Estrada no Rio Grande do SulTalvez seja essa sensação de me deixar levar, de estar solta, de não saber o que vem pela frente que me dê tanto prazer em estar numa estrada. A companhia do Wanderley, que é doidinho por algo novo e um companheiro de viagem incomparável, potencializa esse entusiasmo.
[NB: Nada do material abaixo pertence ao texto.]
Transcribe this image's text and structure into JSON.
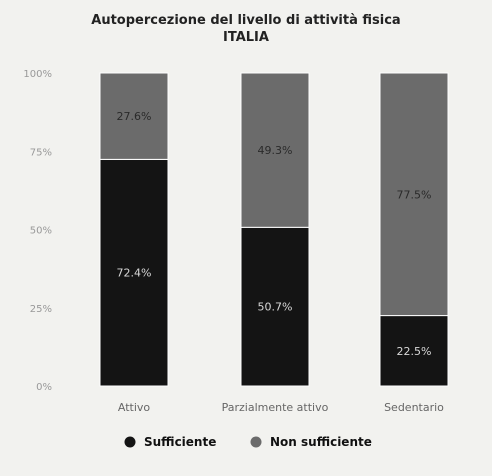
{
  "chart_data": {
    "type": "bar",
    "stacked": true,
    "title": "Autopercezione del livello di attività fisica",
    "subtitle": "ITALIA",
    "categories": [
      "Attivo",
      "Parzialmente attivo",
      "Sedentario"
    ],
    "series": [
      {
        "name": "Sufficiente",
        "values": [
          72.4,
          50.7,
          22.5
        ],
        "labels": [
          "72.4%",
          "50.7%",
          "22.5%"
        ],
        "color": "#141414"
      },
      {
        "name": "Non sufficiente",
        "values": [
          27.6,
          49.3,
          77.5
        ],
        "labels": [
          "27.6%",
          "49.3%",
          "77.5%"
        ],
        "color": "#6b6b6b"
      }
    ],
    "yticks": [
      "0%",
      "25%",
      "50%",
      "75%",
      "100%"
    ],
    "ylim": [
      0,
      100
    ],
    "legend": "bottom",
    "grid": false
  }
}
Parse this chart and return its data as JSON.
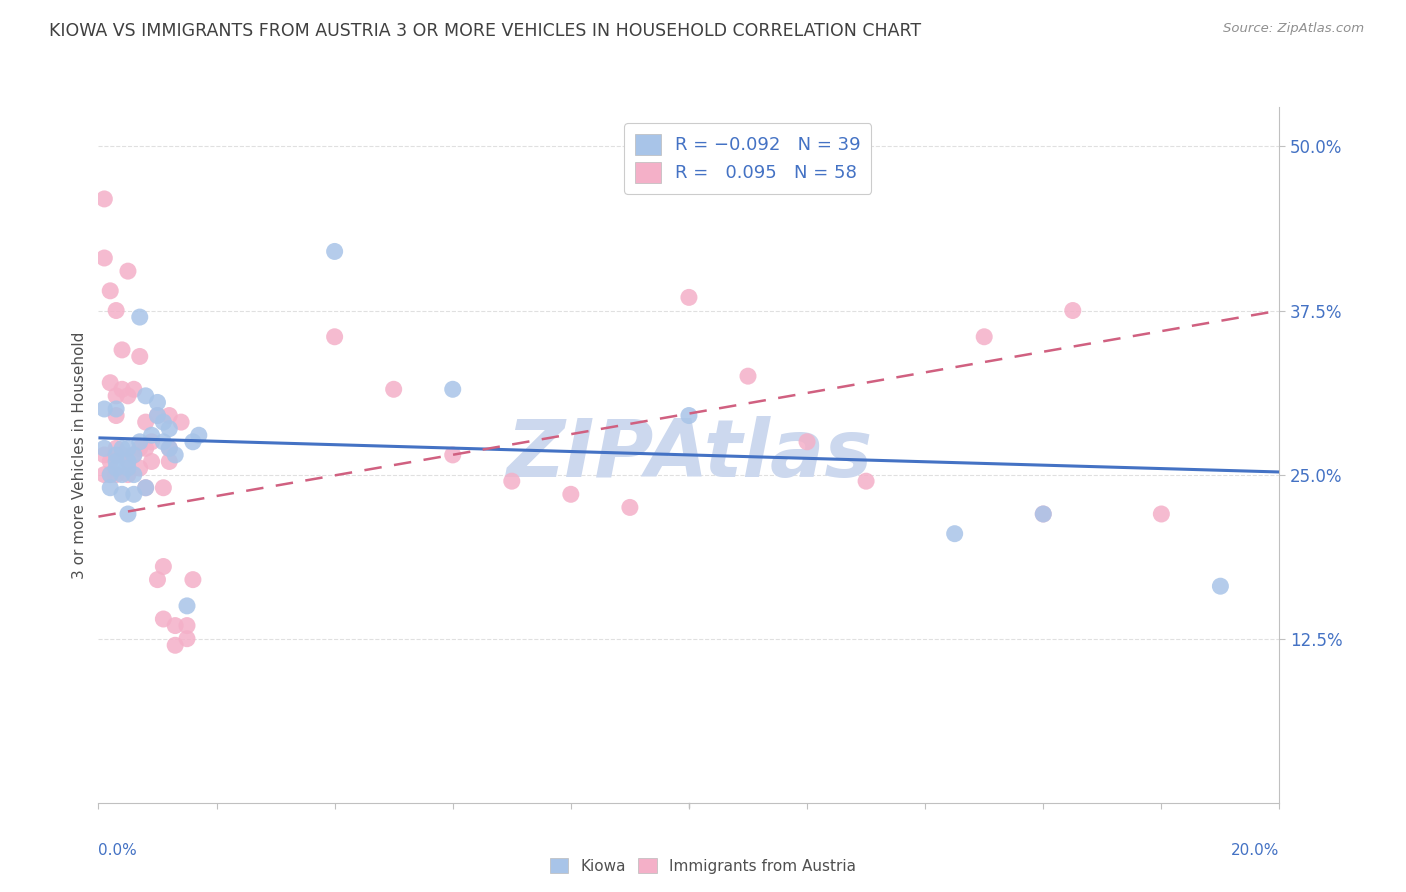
{
  "title": "KIOWA VS IMMIGRANTS FROM AUSTRIA 3 OR MORE VEHICLES IN HOUSEHOLD CORRELATION CHART",
  "source": "Source: ZipAtlas.com",
  "ylabel": "3 or more Vehicles in Household",
  "ytick_labels": [
    "12.5%",
    "25.0%",
    "37.5%",
    "50.0%"
  ],
  "ytick_values": [
    0.125,
    0.25,
    0.375,
    0.5
  ],
  "xmin": 0.0,
  "xmax": 0.2,
  "ymin": 0.0,
  "ymax": 0.53,
  "color_blue": "#a8c4e8",
  "color_pink": "#f4b0c8",
  "color_blue_line": "#4472c4",
  "color_pink_line": "#d06080",
  "color_blue_text": "#4472c4",
  "color_title": "#404040",
  "color_source": "#909090",
  "color_grid": "#e0e0e0",
  "color_axis": "#c0c0c0",
  "color_watermark": "#ccd8ee",
  "kiowa_x": [
    0.001,
    0.001,
    0.002,
    0.002,
    0.003,
    0.003,
    0.003,
    0.003,
    0.004,
    0.004,
    0.004,
    0.005,
    0.005,
    0.005,
    0.006,
    0.006,
    0.007,
    0.007,
    0.008,
    0.009,
    0.01,
    0.01,
    0.011,
    0.011,
    0.012,
    0.012,
    0.013,
    0.015,
    0.016,
    0.017,
    0.04,
    0.06,
    0.1,
    0.145,
    0.16,
    0.19,
    0.005,
    0.006,
    0.008
  ],
  "kiowa_y": [
    0.27,
    0.3,
    0.25,
    0.24,
    0.255,
    0.26,
    0.265,
    0.3,
    0.235,
    0.25,
    0.27,
    0.255,
    0.26,
    0.27,
    0.25,
    0.265,
    0.275,
    0.37,
    0.31,
    0.28,
    0.295,
    0.305,
    0.275,
    0.29,
    0.27,
    0.285,
    0.265,
    0.15,
    0.275,
    0.28,
    0.42,
    0.315,
    0.295,
    0.205,
    0.22,
    0.165,
    0.22,
    0.235,
    0.24
  ],
  "austria_x": [
    0.001,
    0.001,
    0.001,
    0.001,
    0.002,
    0.002,
    0.002,
    0.002,
    0.003,
    0.003,
    0.003,
    0.003,
    0.003,
    0.004,
    0.004,
    0.004,
    0.005,
    0.005,
    0.005,
    0.005,
    0.006,
    0.006,
    0.007,
    0.007,
    0.007,
    0.008,
    0.008,
    0.008,
    0.009,
    0.009,
    0.01,
    0.01,
    0.011,
    0.011,
    0.011,
    0.012,
    0.012,
    0.012,
    0.013,
    0.013,
    0.014,
    0.015,
    0.015,
    0.016,
    0.04,
    0.05,
    0.06,
    0.07,
    0.08,
    0.09,
    0.1,
    0.11,
    0.12,
    0.13,
    0.15,
    0.16,
    0.165,
    0.18
  ],
  "austria_y": [
    0.46,
    0.415,
    0.265,
    0.25,
    0.39,
    0.32,
    0.26,
    0.25,
    0.375,
    0.31,
    0.295,
    0.27,
    0.25,
    0.345,
    0.315,
    0.265,
    0.405,
    0.31,
    0.26,
    0.25,
    0.315,
    0.265,
    0.34,
    0.27,
    0.255,
    0.29,
    0.27,
    0.24,
    0.275,
    0.26,
    0.295,
    0.17,
    0.14,
    0.18,
    0.24,
    0.295,
    0.27,
    0.26,
    0.12,
    0.135,
    0.29,
    0.125,
    0.135,
    0.17,
    0.355,
    0.315,
    0.265,
    0.245,
    0.235,
    0.225,
    0.385,
    0.325,
    0.275,
    0.245,
    0.355,
    0.22,
    0.375,
    0.22
  ],
  "blue_line_x": [
    0.0,
    0.2
  ],
  "blue_line_y": [
    0.278,
    0.252
  ],
  "pink_line_x": [
    0.0,
    0.2
  ],
  "pink_line_y": [
    0.218,
    0.375
  ]
}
O engraçado, que talvez Freud explique, é que essa abertura toda para o imprevisível passa longe da minha maneira metódica de me colocar no mundo… Mas somos seres contraditórios mesmo, né?
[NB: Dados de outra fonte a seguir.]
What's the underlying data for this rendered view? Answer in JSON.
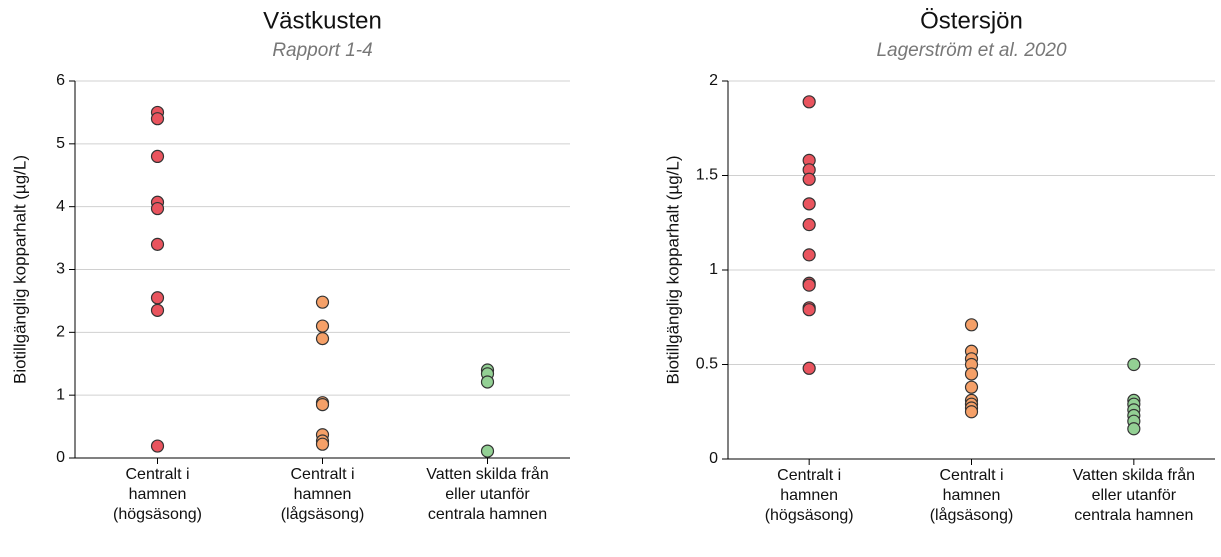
{
  "chart_data": [
    {
      "type": "strip",
      "title": "Västkusten",
      "subtitle": "Rapport 1-4",
      "ylabel": "Biotillgänglig kopparhalt (µg/L)",
      "categories": [
        [
          "Centralt i",
          "hamnen",
          "(högsäsong)"
        ],
        [
          "Centralt i",
          "hamnen",
          "(lågsäsong)"
        ],
        [
          "Vatten skilda från",
          "eller utanför",
          "centrala hamnen"
        ]
      ],
      "colors": [
        "#e9545e",
        "#f5a068",
        "#93d094"
      ],
      "values": [
        [
          5.5,
          5.4,
          4.8,
          4.07,
          3.97,
          3.4,
          2.55,
          2.35,
          0.19
        ],
        [
          2.48,
          2.1,
          1.9,
          0.88,
          0.85,
          0.37,
          0.27,
          0.22
        ],
        [
          1.4,
          1.34,
          1.21,
          0.11
        ]
      ],
      "ylim": [
        0,
        6
      ],
      "yticks": [
        0,
        1,
        2,
        3,
        4,
        5,
        6
      ],
      "grid": true
    },
    {
      "type": "strip",
      "title": "Östersjön",
      "subtitle": "Lagerström et al. 2020",
      "ylabel": "Biotillgänglig kopparhalt (µg/L)",
      "categories": [
        [
          "Centralt i",
          "hamnen",
          "(högsäsong)"
        ],
        [
          "Centralt i",
          "hamnen",
          "(lågsäsong)"
        ],
        [
          "Vatten skilda från",
          "eller utanför",
          "centrala hamnen"
        ]
      ],
      "colors": [
        "#e9545e",
        "#f5a068",
        "#93d094"
      ],
      "values": [
        [
          1.89,
          1.58,
          1.53,
          1.48,
          1.35,
          1.24,
          1.08,
          0.93,
          0.92,
          0.8,
          0.79,
          0.48
        ],
        [
          0.71,
          0.57,
          0.53,
          0.5,
          0.45,
          0.38,
          0.31,
          0.29,
          0.27,
          0.25
        ],
        [
          0.5,
          0.31,
          0.29,
          0.26,
          0.23,
          0.2,
          0.16
        ]
      ],
      "ylim": [
        0,
        2
      ],
      "yticks": [
        0,
        0.5,
        1,
        1.5,
        2
      ],
      "grid": true
    }
  ]
}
Velhos trajetos conhecidos e um bocado de outros inéditos têm alimentado nossa história. Não poderia ser diferente em nosso “Caminhos Erico Verissimo”. Logo de cara, o impensado deu seus sinais. Estávamos empolgados começando a parte da expedição pelo interior gaúcho em busca das pegadas do autor. Depois de 3 dias intensos deixamos Porto Alegre com o Wanderley dirigindo o Renegade alugado. O plano era revezarmos a direção se ele cansasse – tínhamos cerca de 5h até Bagé. Passando por uma ponte bem bonita na saída da cidade, Wanderley me pediu que fizesse umas fotos com o celular dele (a câmera é muito melhor que a do meu). Afobada não conseguia desbloquear o aparelho e quando finalmente fiz as fotos não fiquei satisfeita com o resultado, a parte mais bonita do cenário tinha ficado pra trás.
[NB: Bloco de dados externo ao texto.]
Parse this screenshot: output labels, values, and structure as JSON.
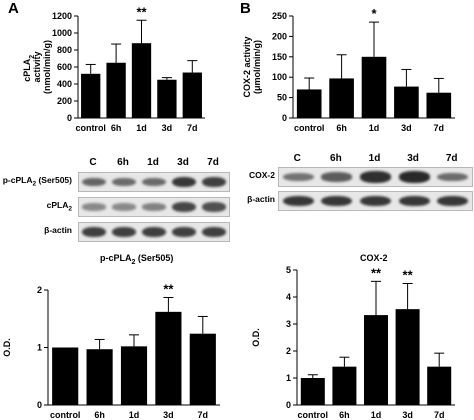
{
  "panels": {
    "a_letter": "A",
    "b_letter": "B"
  },
  "chart_data": [
    {
      "id": "cpla2-activity",
      "type": "bar",
      "categories": [
        "control",
        "6h",
        "1d",
        "3d",
        "7d"
      ],
      "values": [
        520,
        650,
        880,
        450,
        535
      ],
      "errors": [
        110,
        220,
        270,
        25,
        140
      ],
      "significance": [
        "",
        "",
        "**",
        "",
        ""
      ],
      "ylim": [
        0,
        1200
      ],
      "yticks": [
        0,
        200,
        400,
        600,
        800,
        1000,
        1200
      ],
      "ylabel_lines": [
        "cPLA",
        "activity",
        "(nmol/min/g)"
      ],
      "ylabel_sub": "2",
      "title": "",
      "xlabel": "",
      "grid": false,
      "bar_color": "#000000"
    },
    {
      "id": "cox2-activity",
      "type": "bar",
      "categories": [
        "control",
        "6h",
        "1d",
        "3d",
        "7d"
      ],
      "values": [
        70,
        97,
        150,
        77,
        62
      ],
      "errors": [
        28,
        58,
        85,
        42,
        35
      ],
      "significance": [
        "",
        "",
        "*",
        "",
        ""
      ],
      "ylim": [
        0,
        250
      ],
      "yticks": [
        0,
        50,
        100,
        150,
        200,
        250
      ],
      "ylabel_lines": [
        "COX-2 activity",
        "(μmol/min/g)"
      ],
      "title": "",
      "xlabel": "",
      "grid": false,
      "bar_color": "#000000"
    },
    {
      "id": "p-cpla2-od",
      "type": "bar",
      "categories": [
        "control",
        "6h",
        "1d",
        "3d",
        "7d"
      ],
      "values": [
        1.0,
        0.97,
        1.02,
        1.62,
        1.24
      ],
      "errors": [
        0.0,
        0.17,
        0.2,
        0.25,
        0.3
      ],
      "significance": [
        "",
        "",
        "",
        "**",
        ""
      ],
      "ylim": [
        0,
        2
      ],
      "yticks": [
        0,
        1,
        2
      ],
      "ylabel_lines": [
        "O.D."
      ],
      "title": "p-cPLA",
      "title_sub": "2",
      "title_suffix": " (Ser505)",
      "xlabel": "",
      "grid": false,
      "bar_color": "#000000"
    },
    {
      "id": "cox2-od",
      "type": "bar",
      "categories": [
        "control",
        "6h",
        "1d",
        "3d",
        "7d"
      ],
      "values": [
        1.0,
        1.42,
        3.33,
        3.55,
        1.42
      ],
      "errors": [
        0.12,
        0.35,
        1.25,
        0.95,
        0.5
      ],
      "significance": [
        "",
        "",
        "**",
        "**",
        ""
      ],
      "ylim": [
        0,
        5
      ],
      "yticks": [
        0,
        1,
        2,
        3,
        4,
        5
      ],
      "ylabel_lines": [
        "O.D."
      ],
      "title": "COX-2",
      "xlabel": "",
      "grid": false,
      "bar_color": "#000000"
    }
  ],
  "blots": {
    "left": {
      "lanes": [
        "C",
        "6h",
        "1d",
        "3d",
        "7d"
      ],
      "rows": [
        {
          "label": "p-cPLA",
          "sub": "2",
          "suffix": " (Ser505)",
          "intensity": [
            0.55,
            0.5,
            0.5,
            0.85,
            0.8
          ]
        },
        {
          "label": "cPLA",
          "sub": "2",
          "suffix": "",
          "intensity": [
            0.3,
            0.3,
            0.35,
            0.75,
            0.7
          ]
        },
        {
          "label": "β-actin",
          "sub": "",
          "suffix": "",
          "intensity": [
            0.8,
            0.8,
            0.8,
            0.8,
            0.8
          ]
        }
      ]
    },
    "right": {
      "lanes": [
        "C",
        "6h",
        "1d",
        "3d",
        "7d"
      ],
      "rows": [
        {
          "label": "COX-2",
          "sub": "",
          "suffix": "",
          "intensity": [
            0.45,
            0.6,
            0.9,
            0.95,
            0.5
          ]
        },
        {
          "label": "β-actin",
          "sub": "",
          "suffix": "",
          "intensity": [
            0.85,
            0.85,
            0.85,
            0.85,
            0.85
          ]
        }
      ]
    }
  }
}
Pronto, fiquei brava, disse que detestava usar o celular dele porque era diferente do meu e não estava acostumada, que não fazia fotos boas com ele. Era o meu lado rabugento falando… Propus que trocássemos de lugar: eu ia dirigindo e ele ficava livre pra fazer as imagens que quisesse. Assim percorremos a maior parte do nosso percurso pelo Rio Grande do Sul e foi bom demais. Minha cricrizisse é fugaz, pra sorte do Wanderley que convive ocasionalmente com ela, e não ousou mais atrapalhar.

Estrada no Rio Grande do Sul
A “morada da Teiniaguá”, entre Bagé e Alegrete

Nos 9 dias que tivemos pela frente descobrindo os encantamentos do interior do Rio Grande do Sul e de Erico, vivemos momentos realmente marcantes no caminho entre uma cidade e outra. Passamos pela Ilha das Flores – objeto daquele curta dirigido por Jorge Furtado, vimos céus, flores e árvores que satisfaziam nossa procura por beleza ao mesmo tempo que provocavam nosso desejo de descobrir mais. Pontes, rios, arredores de cidades, gentes e beiras de estrada povoaram as 41 horas passadas dentro do carro.

Até a morada da Teiniaguá nós avistamos. Indo de Bagé para Alegrete, graças a uma dica do Neimar que nos recebeu na cidade cenográfica de Santa Fé, pudemos perscrutar o belo visual dos campos de Rosário em que vive a princesa moura transformada em bruxa, vinda da Espanha para o Rio Grande do Sul, segundo uma tradicional lenda gaúcha. Em O Tempo e o Vento, Erico Verissimo resgata esse mito – um dos personagens da trilogia, o médico alemão Carl Winter, enxerga em Luzia Cambará a Teiniaguá.

Passeando entre paisagens e lendas criamos uma dinâmica que funcionou super bem. Durante as viagens enquanto eu dirigia o Wanderley organizava o material coletado em cada lugar visitado, quando possível postava parte do conteúdo produzido nas redes sociais (na nossa rota praticamente não havia sinal de internet fora do perímetro urbano) e, minha parte preferida: lia trechos dos livros de Erico Verissimo para mim. Quando ele dirigia eu lia pra ele.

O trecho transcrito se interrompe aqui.